I tend to constantly think my code is not good enough and challenge myself to produce something better...  I'm enjoying this challenge though

my version

Code: [Select]

(defun f (k l)
 (cond
  ((and l (not k)) (list (1+ (car l))))
  ((not k) '(1))
  ((or (not l) (= (car k) (caar l))) (cons (cons (car k) (f (cdr k) (cdar l))) (cdr l)))
  ((cons (car l) (f k (cdr l))))
 )
)

Nice idea Evgeniy!

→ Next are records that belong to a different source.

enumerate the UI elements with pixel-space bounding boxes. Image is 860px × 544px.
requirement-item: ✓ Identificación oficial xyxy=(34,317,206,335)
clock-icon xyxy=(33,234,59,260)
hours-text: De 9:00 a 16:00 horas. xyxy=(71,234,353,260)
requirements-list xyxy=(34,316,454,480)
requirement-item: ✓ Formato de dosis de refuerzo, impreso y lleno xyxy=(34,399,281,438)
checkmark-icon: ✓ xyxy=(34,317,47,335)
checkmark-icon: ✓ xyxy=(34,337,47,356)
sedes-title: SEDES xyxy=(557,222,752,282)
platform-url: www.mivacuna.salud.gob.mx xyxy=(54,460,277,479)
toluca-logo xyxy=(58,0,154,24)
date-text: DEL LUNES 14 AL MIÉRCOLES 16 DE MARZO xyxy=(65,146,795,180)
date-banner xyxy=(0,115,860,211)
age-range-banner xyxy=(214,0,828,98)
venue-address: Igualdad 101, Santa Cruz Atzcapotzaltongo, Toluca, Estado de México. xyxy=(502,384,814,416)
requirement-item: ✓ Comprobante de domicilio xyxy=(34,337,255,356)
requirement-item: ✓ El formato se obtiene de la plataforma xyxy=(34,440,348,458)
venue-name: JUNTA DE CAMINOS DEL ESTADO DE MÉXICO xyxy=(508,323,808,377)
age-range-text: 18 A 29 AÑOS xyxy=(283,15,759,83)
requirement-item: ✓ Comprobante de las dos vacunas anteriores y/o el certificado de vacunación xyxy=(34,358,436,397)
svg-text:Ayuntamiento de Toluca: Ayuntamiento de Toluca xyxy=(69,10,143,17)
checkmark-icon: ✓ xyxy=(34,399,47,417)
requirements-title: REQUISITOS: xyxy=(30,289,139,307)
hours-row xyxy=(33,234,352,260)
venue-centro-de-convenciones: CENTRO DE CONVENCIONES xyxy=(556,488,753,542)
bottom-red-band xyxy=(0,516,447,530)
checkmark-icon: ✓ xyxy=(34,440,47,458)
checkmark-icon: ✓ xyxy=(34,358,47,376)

It looks like we followed a similar route to increment the value, but you chose not to use assoc, but rather iterate through the list... 

[Andrea]

How nice it is to see How 2 of best programmer can play together...very enjoying.
good job guys.

 

[Lee Mac]

How nice it is to see How 2 of best programmer can play together...very enjoying.
good job guys.

 

Thanks Andrea

Although Evgeniy is much cleverer than I 

[highflyingbird]

How nice it is to see How 2 of best programmer can play together...very enjoying.
good job guys.

 

Thanks Andrea

Although Evgeniy is much cleverer than I 

A Chinese idiom:英雄惜英雄。